Des arguments bancals 

 

Afin de légitimer une éventuelle candidature de Macky Sall en 2024, les tenants du régime misent sur trois arguments principalement : la jurisprudence de 2012, l’absence de dispositions transitoires sur le mandat et la modification de la Constitution en 2016. Arguments politiques ou de droit ?

 

Qui l’eût cru ? Après tout ce qui s’est passé en 2012, après toutes ces pertes en vies humaines, revoilà les Sénégalais tenus en haleine par le spectre du troisième mandat. Après plusieurs péripéties, alors qu’on croyait que la polémique est derrière, le président du groupe parlementaire de la majorité est revenu à la charge. Spécialiste des hydrocarbures, il parle du droit avec une certitude déconcertante. Est-ce que, juridiquement, le président de la République peut briguer la présidence pour la troisième fois ? Voici la réponse de l’ingénieur en pétrole : ‘’Juridiquement, il n’y a aucun doute qu’il peut. Moi aussi, je lis les textes. Ce n’est même pas une question qui se pose, parce qu’elle a déjà été réglée.’’

En fait, pour l’honorable député, les choses sont très simples. Le Conseil constitutionnel a déjà tranché la question depuis 2012. Telle est sa forte conviction.

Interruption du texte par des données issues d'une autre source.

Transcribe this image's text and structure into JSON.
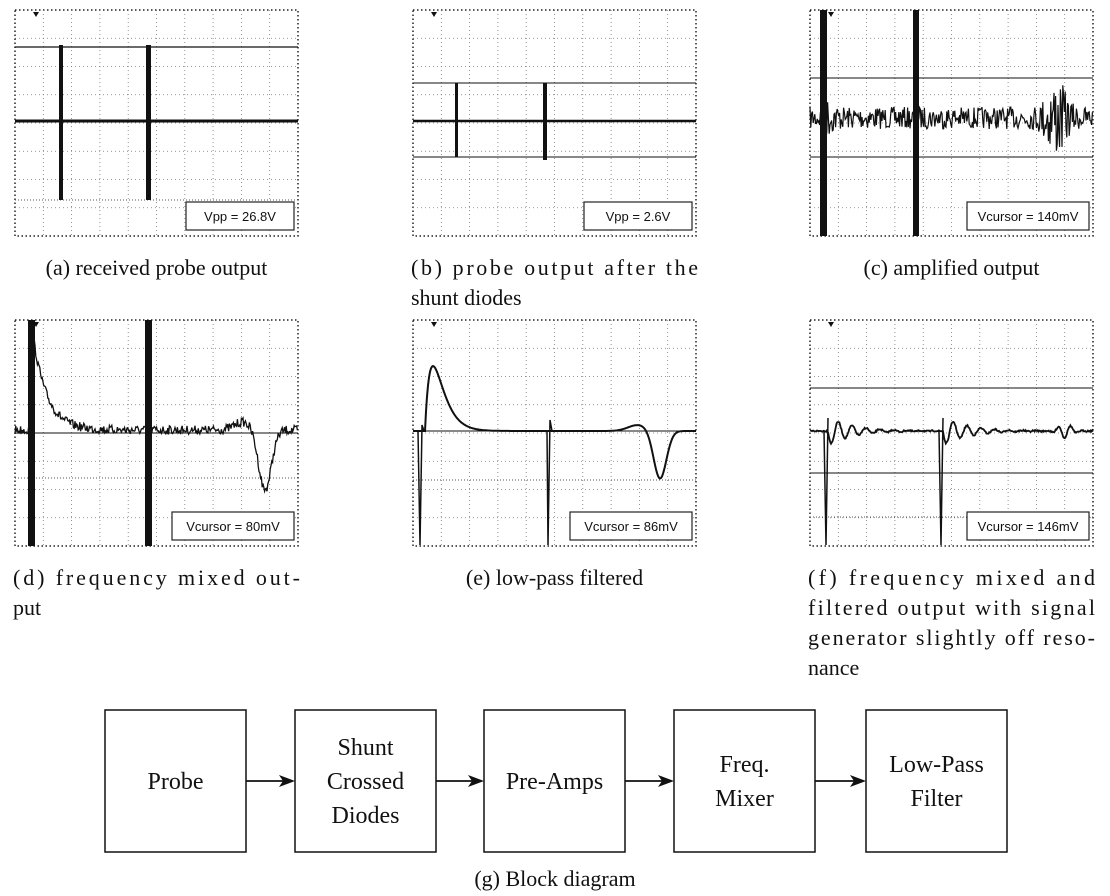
{
  "panels": [
    {
      "readout": "Vpp = 26.8V",
      "caption": [
        "(a) received probe output"
      ]
    },
    {
      "readout": "Vpp = 2.6V",
      "caption": [
        "(b) probe output after the",
        "shunt diodes"
      ]
    },
    {
      "readout": "Vcursor = 140mV",
      "caption": [
        "(c) amplified output"
      ]
    },
    {
      "readout": "Vcursor = 80mV",
      "caption": [
        "(d) frequency mixed out-",
        "put"
      ]
    },
    {
      "readout": "Vcursor = 86mV",
      "caption": [
        "(e) low-pass filtered"
      ]
    },
    {
      "readout": "Vcursor = 146mV",
      "caption": [
        "(f) frequency mixed and",
        "filtered output with signal",
        "generator slightly off reso-",
        "nance"
      ]
    }
  ],
  "block_diagram": {
    "blocks": [
      [
        "Probe"
      ],
      [
        "Shunt",
        "Crossed",
        "Diodes"
      ],
      [
        "Pre-Amps"
      ],
      [
        "Freq.",
        "Mixer"
      ],
      [
        "Low-Pass",
        "Filter"
      ]
    ],
    "caption": "(g) Block diagram"
  }
}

Il déclare : ‘’Moi, je suis quelqu’un qui croit aux institutions de son pays. Je crois en toutes les institutions, surtout l’institution judiciaire qui est véritablement le fondement de notre sécurité à nous tous. Quand le Conseil constitutionnel a dit, en 2012, qu’Abdoulaye Wade pouvait se présenter, les gens sont allés aux élections et les électeurs ont fait le choix. Les Sénégalais se sont dit : ‘Juridiquement, il est candidat, mais nous allons l’écarter par les urnes.’ C’est pourquoi cette question peut se poser dans les pays limitrophes, mais pas au Sénégal. Nous l’avons déjà réglé.’’

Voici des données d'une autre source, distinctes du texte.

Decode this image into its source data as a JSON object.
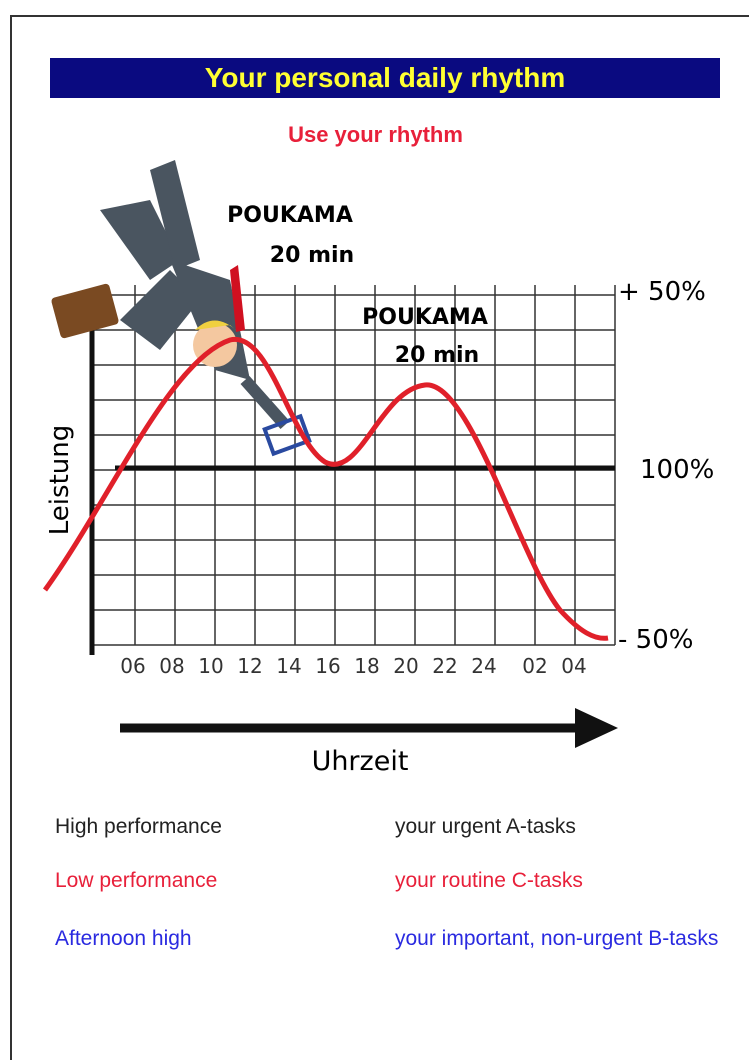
{
  "header": {
    "title": "Your personal daily rhythm",
    "subtitle": "Use your rhythm"
  },
  "chart": {
    "annotations": [
      {
        "title": "POUKAMA",
        "duration": "20 min"
      },
      {
        "title": "POUKAMA",
        "duration": "20 min"
      }
    ],
    "y_labels": [
      "+ 50%",
      "100%",
      "- 50%"
    ],
    "y_axis_title": "Leistung",
    "x_labels": [
      "06",
      "08",
      "10",
      "12",
      "14",
      "16",
      "18",
      "20",
      "22",
      "24",
      "02",
      "04"
    ],
    "x_axis_title": "Uhrzeit"
  },
  "legend": [
    {
      "level": "High performance",
      "tasks": "your urgent A-tasks"
    },
    {
      "level": "Low performance",
      "tasks": "your routine C-tasks"
    },
    {
      "level": "Afternoon high",
      "tasks": "your important, non-urgent B-tasks"
    }
  ]
}
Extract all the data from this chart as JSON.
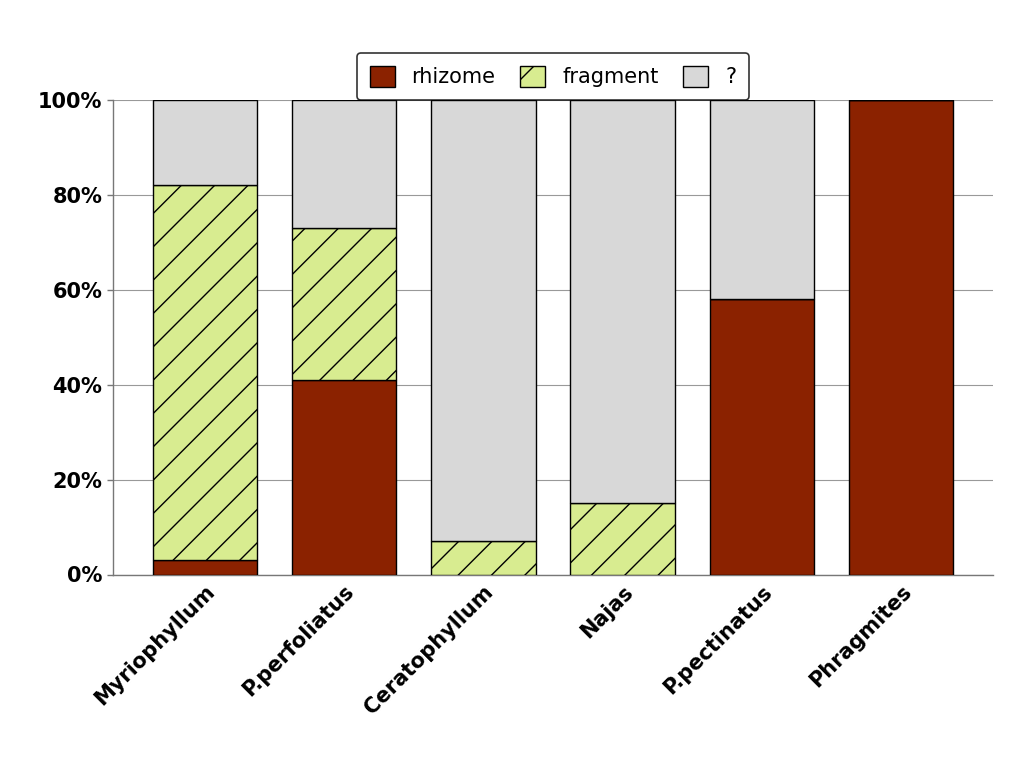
{
  "categories": [
    "Myriophyllum",
    "P.perfoliatus",
    "Ceratophyllum",
    "Najas",
    "P.pectinatus",
    "Phragmites"
  ],
  "rhizome": [
    0.03,
    0.41,
    0.0,
    0.0,
    0.58,
    1.0
  ],
  "fragment": [
    0.79,
    0.32,
    0.07,
    0.15,
    0.0,
    0.0
  ],
  "question": [
    0.18,
    0.27,
    0.93,
    0.85,
    0.42,
    0.0
  ],
  "rhizome_color": "#8B2200",
  "fragment_color": "#D8EC90",
  "question_color": "#D8D8D8",
  "bar_edge_color": "#000000",
  "background_color": "#FFFFFF",
  "grid_color": "#999999",
  "legend_labels": [
    "rhizome",
    "fragment",
    "?"
  ],
  "figsize": [
    10.24,
    7.66
  ],
  "dpi": 100,
  "bar_width": 0.75,
  "ytick_labels": [
    "0%",
    "20%",
    "40%",
    "60%",
    "80%",
    "100%"
  ],
  "ytick_values": [
    0.0,
    0.2,
    0.4,
    0.6,
    0.8,
    1.0
  ]
}
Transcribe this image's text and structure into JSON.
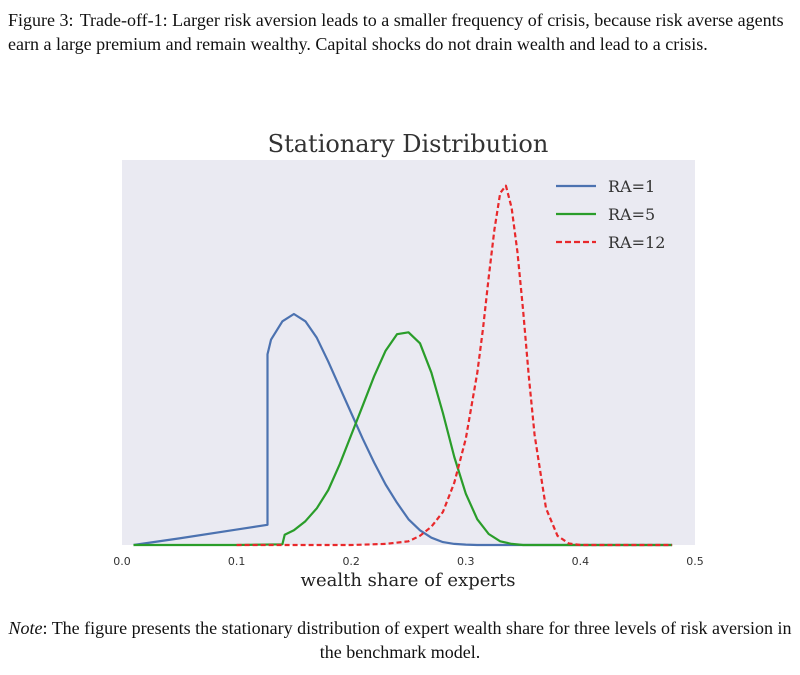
{
  "caption": {
    "label": "Figure 3:",
    "text": "Trade-off-1: Larger risk aversion leads to a smaller frequency of crisis, because risk averse agents earn a large premium and remain wealthy. Capital shocks do not drain wealth and lead to a crisis."
  },
  "note": {
    "label": "Note",
    "text": ": The figure presents the stationary distribution of expert wealth share for three levels of risk aversion in the benchmark model."
  },
  "chart_data": {
    "type": "line",
    "title": "Stationary Distribution",
    "xlabel": "wealth share of experts",
    "ylabel": "",
    "xlim": [
      0.0,
      0.5
    ],
    "ylim": [
      0,
      1.05
    ],
    "xticks": [
      "0.0",
      "0.1",
      "0.2",
      "0.3",
      "0.4",
      "0.5"
    ],
    "grid": false,
    "legend": "top-right",
    "background": "#eaeaf2",
    "series": [
      {
        "name": "RA=1",
        "color": "#4c72b0",
        "dash": "solid",
        "x": [
          0.01,
          0.05,
          0.1,
          0.127,
          0.127,
          0.13,
          0.14,
          0.15,
          0.16,
          0.17,
          0.18,
          0.19,
          0.2,
          0.21,
          0.22,
          0.23,
          0.24,
          0.25,
          0.26,
          0.27,
          0.28,
          0.29,
          0.3,
          0.31,
          0.32,
          0.33,
          0.35,
          0.4,
          0.48
        ],
        "y": [
          0.0,
          0.018,
          0.042,
          0.055,
          0.52,
          0.56,
          0.61,
          0.63,
          0.61,
          0.565,
          0.5,
          0.43,
          0.36,
          0.29,
          0.225,
          0.165,
          0.115,
          0.07,
          0.04,
          0.02,
          0.008,
          0.003,
          0.001,
          0.0,
          0.0,
          0.0,
          0.0,
          0.0,
          0.0
        ]
      },
      {
        "name": "RA=5",
        "color": "#2a9d2a",
        "dash": "solid",
        "x": [
          0.01,
          0.1,
          0.14,
          0.142,
          0.15,
          0.16,
          0.17,
          0.18,
          0.19,
          0.2,
          0.21,
          0.22,
          0.23,
          0.24,
          0.25,
          0.26,
          0.27,
          0.28,
          0.29,
          0.3,
          0.31,
          0.32,
          0.33,
          0.34,
          0.35,
          0.38,
          0.48
        ],
        "y": [
          0.0,
          0.0,
          0.002,
          0.028,
          0.04,
          0.065,
          0.1,
          0.15,
          0.22,
          0.3,
          0.38,
          0.46,
          0.53,
          0.575,
          0.58,
          0.55,
          0.47,
          0.36,
          0.24,
          0.14,
          0.07,
          0.03,
          0.01,
          0.003,
          0.0,
          0.0,
          0.0
        ]
      },
      {
        "name": "RA=12",
        "color": "#e8282b",
        "dash": "dashed",
        "x": [
          0.1,
          0.2,
          0.23,
          0.25,
          0.26,
          0.27,
          0.28,
          0.29,
          0.3,
          0.31,
          0.315,
          0.32,
          0.325,
          0.33,
          0.335,
          0.34,
          0.345,
          0.35,
          0.355,
          0.36,
          0.37,
          0.38,
          0.39,
          0.4,
          0.48
        ],
        "y": [
          0.0,
          0.0,
          0.003,
          0.01,
          0.025,
          0.05,
          0.09,
          0.17,
          0.29,
          0.47,
          0.59,
          0.73,
          0.86,
          0.96,
          0.98,
          0.92,
          0.8,
          0.64,
          0.46,
          0.3,
          0.1,
          0.025,
          0.004,
          0.0,
          0.0
        ]
      }
    ]
  }
}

2012, une jurisprudence inopérante

Entre la situation de 2012 et celle de 2024, il y a des années-lumière. D’abord, il faut qu’Abdoulaye Wade a été élu en 2000 sur la base de la Constitution de 1963, plusieurs fois modifiées. Cette dernière, en ce qui concerne le nombre de mandats du président de la République, prévoyait une possibilité de renouvellements illimités. Avec l’adoption d’une nouvelle Constitution en 2001, limitant le nombre de mandats à 2, il se posait la question de savoir si le premier mandat devait être régi par l’ancienne (Constitution de 1963) ou nouvelle loi (Constitution de 2001) ? Voilà la question qui était tranchée en 2012 par le Conseil constitutionnel, en invoquant le principe de la non-rétroactivité de la loi. C’est-à-dire, la loi nouvelle ne peut avoir des effets rétroactifs. Elle ne dispose que pour l’avenir. Une situation loin d’être similaire à celle que nous sommes en train de vivre sous le règne du président Macky Sall.

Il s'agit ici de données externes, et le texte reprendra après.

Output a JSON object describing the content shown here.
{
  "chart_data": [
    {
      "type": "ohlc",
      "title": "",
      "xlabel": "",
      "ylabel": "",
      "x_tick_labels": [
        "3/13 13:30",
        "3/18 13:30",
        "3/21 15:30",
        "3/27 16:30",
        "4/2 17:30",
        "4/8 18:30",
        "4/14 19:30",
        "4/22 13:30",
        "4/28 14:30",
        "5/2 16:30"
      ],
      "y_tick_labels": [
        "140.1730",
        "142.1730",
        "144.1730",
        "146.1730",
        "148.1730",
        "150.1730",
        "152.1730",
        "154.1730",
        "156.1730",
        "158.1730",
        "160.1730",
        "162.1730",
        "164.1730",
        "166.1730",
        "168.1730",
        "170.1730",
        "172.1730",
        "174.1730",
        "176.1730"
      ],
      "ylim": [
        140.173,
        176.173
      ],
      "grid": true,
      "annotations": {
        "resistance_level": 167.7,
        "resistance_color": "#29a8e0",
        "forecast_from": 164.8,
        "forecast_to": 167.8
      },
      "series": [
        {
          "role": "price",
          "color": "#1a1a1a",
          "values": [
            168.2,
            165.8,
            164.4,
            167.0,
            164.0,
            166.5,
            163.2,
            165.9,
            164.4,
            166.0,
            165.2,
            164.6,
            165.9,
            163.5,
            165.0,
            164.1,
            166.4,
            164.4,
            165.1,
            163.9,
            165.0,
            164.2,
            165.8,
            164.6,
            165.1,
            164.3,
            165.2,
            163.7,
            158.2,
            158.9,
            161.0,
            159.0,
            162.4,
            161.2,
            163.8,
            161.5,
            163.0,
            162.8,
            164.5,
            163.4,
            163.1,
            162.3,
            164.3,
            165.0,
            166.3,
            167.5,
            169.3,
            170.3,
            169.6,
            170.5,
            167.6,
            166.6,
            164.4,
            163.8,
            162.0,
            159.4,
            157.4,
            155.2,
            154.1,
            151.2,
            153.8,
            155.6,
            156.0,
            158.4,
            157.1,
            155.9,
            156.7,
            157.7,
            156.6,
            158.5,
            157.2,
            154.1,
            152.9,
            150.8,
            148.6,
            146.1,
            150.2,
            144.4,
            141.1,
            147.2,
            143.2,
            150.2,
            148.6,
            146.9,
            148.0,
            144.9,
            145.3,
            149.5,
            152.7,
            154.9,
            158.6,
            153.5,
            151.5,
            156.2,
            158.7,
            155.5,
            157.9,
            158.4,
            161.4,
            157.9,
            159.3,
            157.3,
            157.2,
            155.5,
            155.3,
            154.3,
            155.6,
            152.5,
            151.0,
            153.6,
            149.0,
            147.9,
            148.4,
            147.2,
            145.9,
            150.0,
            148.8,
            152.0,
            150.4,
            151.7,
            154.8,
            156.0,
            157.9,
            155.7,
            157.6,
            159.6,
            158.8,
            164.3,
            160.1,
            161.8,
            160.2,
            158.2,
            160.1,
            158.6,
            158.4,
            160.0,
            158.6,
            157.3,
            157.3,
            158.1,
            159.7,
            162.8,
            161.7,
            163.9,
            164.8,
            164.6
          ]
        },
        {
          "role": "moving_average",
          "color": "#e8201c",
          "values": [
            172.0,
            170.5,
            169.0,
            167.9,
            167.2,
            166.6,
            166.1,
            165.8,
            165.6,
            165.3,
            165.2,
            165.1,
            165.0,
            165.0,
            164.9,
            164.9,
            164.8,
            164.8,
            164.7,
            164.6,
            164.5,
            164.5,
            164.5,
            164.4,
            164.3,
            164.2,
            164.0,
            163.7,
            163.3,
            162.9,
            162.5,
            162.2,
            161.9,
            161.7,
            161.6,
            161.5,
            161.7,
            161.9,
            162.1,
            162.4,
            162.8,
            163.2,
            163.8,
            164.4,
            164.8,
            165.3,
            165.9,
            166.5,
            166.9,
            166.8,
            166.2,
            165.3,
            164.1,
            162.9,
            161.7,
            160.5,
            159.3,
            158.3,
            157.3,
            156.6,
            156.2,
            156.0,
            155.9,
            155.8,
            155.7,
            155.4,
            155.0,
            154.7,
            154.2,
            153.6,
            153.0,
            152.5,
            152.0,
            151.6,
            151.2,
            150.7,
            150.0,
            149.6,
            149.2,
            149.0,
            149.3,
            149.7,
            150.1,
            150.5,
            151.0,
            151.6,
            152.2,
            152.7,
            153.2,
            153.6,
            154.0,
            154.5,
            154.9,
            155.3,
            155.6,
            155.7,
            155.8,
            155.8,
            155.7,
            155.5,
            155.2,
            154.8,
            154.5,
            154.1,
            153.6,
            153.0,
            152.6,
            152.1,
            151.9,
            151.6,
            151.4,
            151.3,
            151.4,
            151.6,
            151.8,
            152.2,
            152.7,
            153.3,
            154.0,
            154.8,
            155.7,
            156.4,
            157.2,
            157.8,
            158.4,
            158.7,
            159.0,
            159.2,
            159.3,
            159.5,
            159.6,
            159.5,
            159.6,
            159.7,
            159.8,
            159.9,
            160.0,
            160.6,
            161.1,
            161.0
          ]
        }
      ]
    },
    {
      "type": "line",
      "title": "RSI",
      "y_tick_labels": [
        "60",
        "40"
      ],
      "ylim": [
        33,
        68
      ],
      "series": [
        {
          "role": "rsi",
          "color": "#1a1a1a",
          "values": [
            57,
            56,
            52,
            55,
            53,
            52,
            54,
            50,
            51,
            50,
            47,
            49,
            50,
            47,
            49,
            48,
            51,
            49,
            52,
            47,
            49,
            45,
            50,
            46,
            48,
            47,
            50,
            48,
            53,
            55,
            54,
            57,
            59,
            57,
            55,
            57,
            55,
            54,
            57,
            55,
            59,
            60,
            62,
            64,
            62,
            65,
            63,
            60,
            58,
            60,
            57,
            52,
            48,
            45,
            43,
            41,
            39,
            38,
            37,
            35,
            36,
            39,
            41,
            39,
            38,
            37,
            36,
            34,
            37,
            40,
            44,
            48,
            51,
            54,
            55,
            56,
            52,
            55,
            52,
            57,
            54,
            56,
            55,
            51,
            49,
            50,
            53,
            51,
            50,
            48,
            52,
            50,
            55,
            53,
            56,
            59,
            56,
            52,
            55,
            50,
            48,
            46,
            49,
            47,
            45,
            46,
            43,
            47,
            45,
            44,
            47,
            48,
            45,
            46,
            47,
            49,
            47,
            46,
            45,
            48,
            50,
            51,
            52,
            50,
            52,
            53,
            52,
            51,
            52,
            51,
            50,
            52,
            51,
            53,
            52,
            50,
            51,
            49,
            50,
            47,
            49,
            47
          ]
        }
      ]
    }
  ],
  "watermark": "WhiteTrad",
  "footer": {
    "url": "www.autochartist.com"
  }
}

En effet, en 2000, le peuple a élu Abdoulaye Wade pour un nombre illimité de mandats, avant la modification de 2001. En 2012, le contrat entre ce même peuple et Macky Sall était de faire deux mandats. Ni plus ni moins. Et cela n’a jamais changé, malgré les modifications de 2016. Le seul changement noté, en ce qui concerne le mandat, c’est la durée. Macky Sall ayant été élu en 2012 pour 7 ans, les nouvelles dispositions constitutionnelles prévoyaient 5 ans. D’où la décision n°1/C/2016 rendue par le Conseil constitutionnel le 12 février 2016.

Les enseignements du Conseil constitutionnel dans sa ‘’décision’’ de 2016

Dans son considérant n°25, la juridiction suprême disait : ‘’La sécurité juridique et la stabilité des institutions, inséparables de l’Etat de droit dont le respect et la consolidation, sont proclamées dans le préambule de la Constitution du 22 janvier 2001, constituent des objectifs à valeur constitutionnelle que toute révision doit prendre en considération, pour être conforme à l’esprit de la Constitution.’’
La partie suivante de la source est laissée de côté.